Pocas personas de la vida pública española pasarán a la Historia. A muchas, su historia le pasará por encima como una apisonadora y las dejará más planas que el encefalograma de su inteligencia. Pienso que el actual ministro de Industria, Miguel Sebastián, será de las segundas. Está enfadado con el asunto de la empresa constructora Sacyr, y la alianza de esta con la petrolera mexicana Pemex, para controlar Repsol. Está enfadado porque Felipe González ha opinado sobre el asunto y, claro, no le han gustado las declaraciones de puro sentido común del expresidente. Y es que este sentido, el común, parece que no es uno de los que aprecie Sebastián. Como ministro, ha hecho dos aportaciones a la política española: repartir bombillas de bajo consumo y quitarse la corbata en los plenos del Congreso de los Diputados, ocasionando el cabreo del presidente del mismo, José Bono, el cual, a pesar de que suda mucho -entre otras cosas, perdió el congreso del PSOE de 2000 porque no paraba de sudar y de secarse durante su intervención- jamás deja de asistir a los plenos perfectamente emperchado.

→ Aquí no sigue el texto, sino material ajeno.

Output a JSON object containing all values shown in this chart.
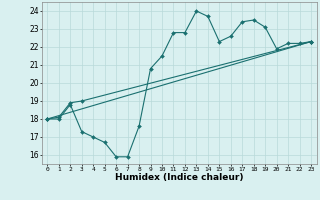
{
  "xlabel": "Humidex (Indice chaleur)",
  "bg_color": "#d9f0f0",
  "line_color": "#1a7070",
  "grid_color": "#b8dada",
  "xlim": [
    -0.5,
    23.5
  ],
  "ylim": [
    15.5,
    24.5
  ],
  "xticks": [
    0,
    1,
    2,
    3,
    4,
    5,
    6,
    7,
    8,
    9,
    10,
    11,
    12,
    13,
    14,
    15,
    16,
    17,
    18,
    19,
    20,
    21,
    22,
    23
  ],
  "yticks": [
    16,
    17,
    18,
    19,
    20,
    21,
    22,
    23,
    24
  ],
  "series": [
    {
      "x": [
        0,
        1,
        2,
        3,
        4,
        5,
        6,
        7,
        8,
        9,
        10,
        11,
        12,
        13,
        14,
        15,
        16,
        17,
        18,
        19,
        20,
        21,
        22,
        23
      ],
      "y": [
        18.0,
        18.0,
        18.8,
        17.3,
        17.0,
        16.7,
        15.9,
        15.9,
        17.6,
        20.8,
        21.5,
        22.8,
        22.8,
        24.0,
        23.7,
        22.3,
        22.6,
        23.4,
        23.5,
        23.1,
        21.9,
        22.2,
        22.2,
        22.3
      ]
    },
    {
      "x": [
        0,
        1,
        2,
        3,
        23
      ],
      "y": [
        18.0,
        18.1,
        18.9,
        19.0,
        22.3
      ]
    },
    {
      "x": [
        0,
        23
      ],
      "y": [
        18.0,
        22.3
      ]
    }
  ]
}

Sebastián se había enfrentado a Gallardón por la alcaldía de Madrid: artimañas, resultado y que no tomó posesión como concejal, son cosas conocidas. Lo que no es tan sabido, pero sí se dice -yo sólo lo transcribo, por lo que pudiera pasar- es cómo actuaba cuando dirigía la oficina económica de Moncloa, cómo llamaba a ministros y les conminaba a enfocar sus presupuestos por aquí o por allá, o a atender a determinados empresarios. Dicen que lo hacía; también dicen que algunos ministros/as le obedecían y que otros/as lo mandaban a paseo. Ahora manifiesta que no es amigo de ningún empresario, ni del de Sacyr, y que tampoco habla con él por teléfono: hay que tener cuidado con esas afirmaciones porque después, cuando surgen los líos, la policía, que no es tonta, viene con la lista de la compra en forma de números de teléfono a los que se ha llamado o desde los que te han llamado. Y todos nos ponemos colorados.